El Gobierno nacional se prepara para iniciar en enero el proceso de privatización del Belgrano Cargas y Logística S.A., una de las principales operadoras ferroviarias del país. La iniciativa forma parte de un rediseño más amplio de la política ferroviaria impulsada por la administración de Javier Milei, que apunta a reducir la participación estatal directa, atraer capital privado y aumentar el volumen de carga transportada por tren.
Según el esquema aprobado por el Decreto 67/2025, la privatización será total y se llevará adelante mediante un modelo de desintegración vertical con open access (acceso abierto), que permitirá que distintos operadores utilicen la infraestructura ferroviaria a cambio del pago de un canon. El proceso abarcará no solo al Belgrano, sino también a las líneas San Martín y Urquiza, mientras que Ferrosur Roca quedaría para una etapa posterior.
El diseño oficial prevé que las vías y los inmuebles ferroviarios sean concesionados a través de licitaciones públicas nacionales e internacionales bajo el régimen de obra pública, al igual que los talleres. En cambio, el material rodante —locomotoras y vagones— será vendido mediante remates públicos. Los fondos obtenidos por esas subastas, según el Gobierno, se destinarán a una inversión puntual para renovar tramos de vías considerados estratégicos por su nivel de demanda.
Desde el Ejecutivo aclaran que esa inversión no se orientará a reactivar los casi 18.000 kilómetros de vías actualmente inactivas, sino a mejorar sectores con volumen potencial de carga. Entre las prioridades figuran el ramal San Martín, con la renovación de unos 300 kilómetros de vías, y el Belgrano, además de la finalización de la circunvalación ferroviaria de la ciudad de Santa Fe, una obra considerada clave para evitar cuellos de botella logísticos.

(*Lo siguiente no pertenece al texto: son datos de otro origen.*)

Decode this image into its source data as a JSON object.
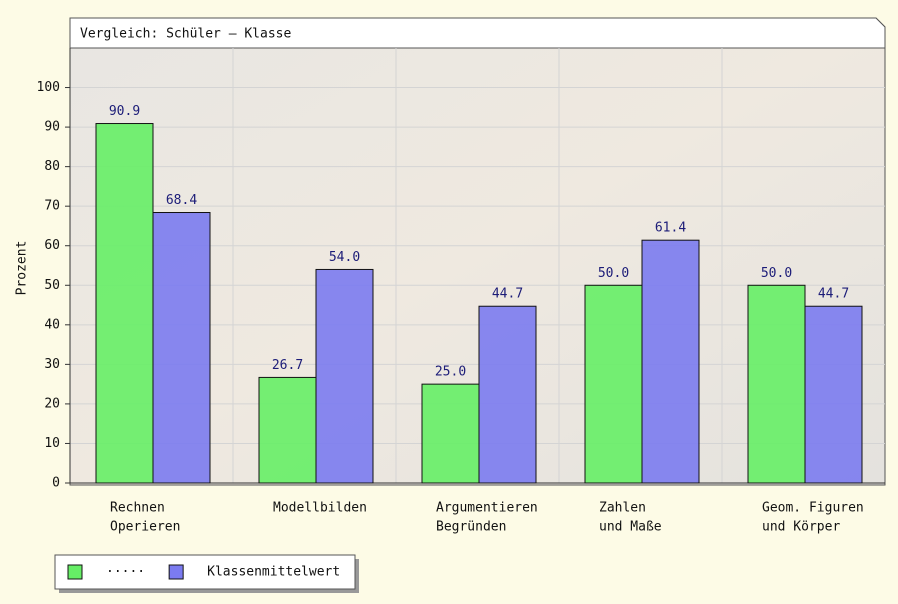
{
  "chart_data": {
    "type": "bar",
    "title": "Vergleich: Schüler – Klasse",
    "y_label": "Prozent",
    "categories": [
      [
        "Rechnen",
        "Operieren"
      ],
      [
        "Modellbilden"
      ],
      [
        "Argumentieren",
        "Begründen"
      ],
      [
        "Zahlen",
        "und Maße"
      ],
      [
        "Geom. Figuren",
        "und Körper"
      ]
    ],
    "series": [
      {
        "name": "·····",
        "color": "#66ee66",
        "values": [
          90.9,
          26.7,
          25.0,
          50.0,
          50.0
        ],
        "value_labels": [
          "90.9",
          "26.7",
          "25.0",
          "50.0",
          "50.0"
        ]
      },
      {
        "name": "Klassenmittelwert",
        "color": "#7b7bf0",
        "values": [
          68.4,
          54.0,
          44.7,
          61.4,
          44.7
        ],
        "value_labels": [
          "68.4",
          "54.0",
          "44.7",
          "61.4",
          "44.7"
        ]
      }
    ],
    "ylim": [
      0,
      110
    ],
    "yticks": [
      0,
      10,
      20,
      30,
      40,
      50,
      60,
      70,
      80,
      90,
      100
    ],
    "grid": true,
    "legend": "bottom-left"
  }
}
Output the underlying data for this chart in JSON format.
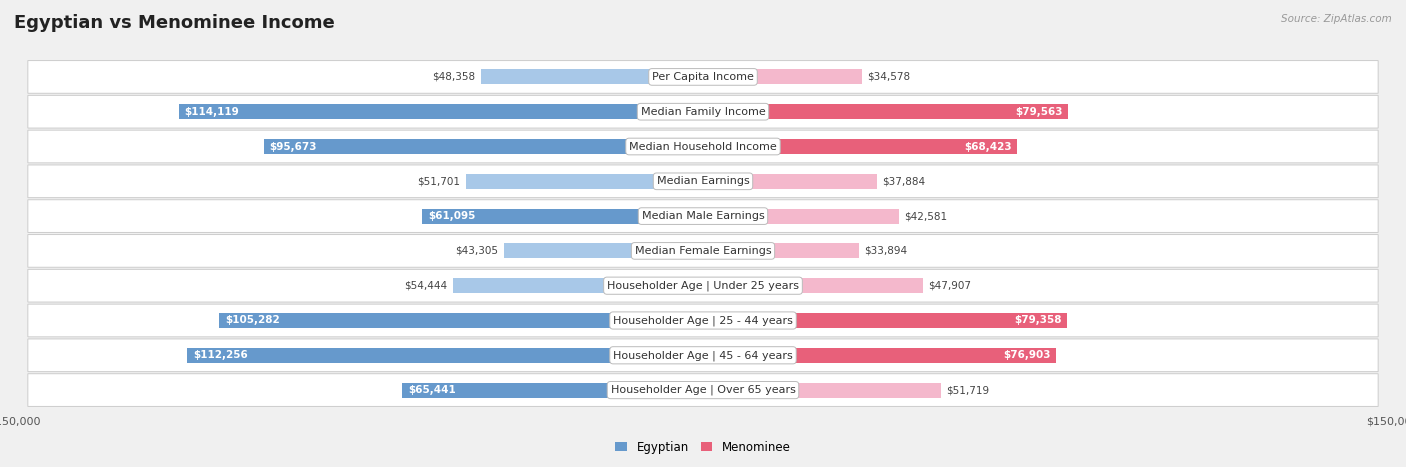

La apuesta oficial es clara: incrementar el uso del ferrocarril en el transporte de cargas, que hoy ronda el 5%, y llevarlo a niveles cercanos al 20% en los próximos años. En el Gobierno estiman que, si se concreta el plan, el volumen transportado podría duplicarse hacia fines de 2027. El diagnóstico que sostienen es que existen inversiones privadas en puertos y destinos finales que superan ampliamente la capacidad actual del sistema ferroviario.
El proyecto ya despertó interés en grandes jugadores del sector. Un consorcio encabezado por Aceitera General Deheza, junto a firmas como ACA, Bunge, Cargill, COFCO y Louis Dreyfus, figura entre los potenciales interesados. También se mencionan al Grupo México Transportes, que evalúa inversiones millonarias, además de compañías chilenas, españolas y mineras internacionales.
No obstante, el plan no está exento de interrogantes. El propio diagnóstico oficial reconoce debilidades estructurales distintas según la línea: en el San Martín, falta capacidad e inversión; en el Belgrano, el problema pasa por el material rodante y la infraestructura incompleta; y en el Urquiza, por una demanda insatisfecha que requeriría una planificación más profunda, especialmente en conexiones internacionales.
El esquema de acceso abierto, defendido por el Gobierno como una herramienta para fomentar competencia y eficiencia, también genera debates sobre la capacidad de regulación del Estado y el riesgo de concentrar la operación en grandes actores con poder de mercado. A ello se suma la situación de otras concesiones privadas, donde el Ejecutivo reconoce resultados dispares y anticipa futuras licitaciones, en especial por el interés estratégico que despiertan corredores vinculados a Vaca Muerta.
En síntesis, la privatización del Belgrano Cargas aparece como una pieza central del programa de reformas del Gobierno en materia de infraestructura y logística. El desafío será comprobar si el retiro del Estado como operador directo, combinado con incentivos de mercado y reglas claras, logra efectivamente mejorar la competitividad del sistema ferroviario sin reproducir viejos problemas de desinversión y dependencia de intereses concentrados.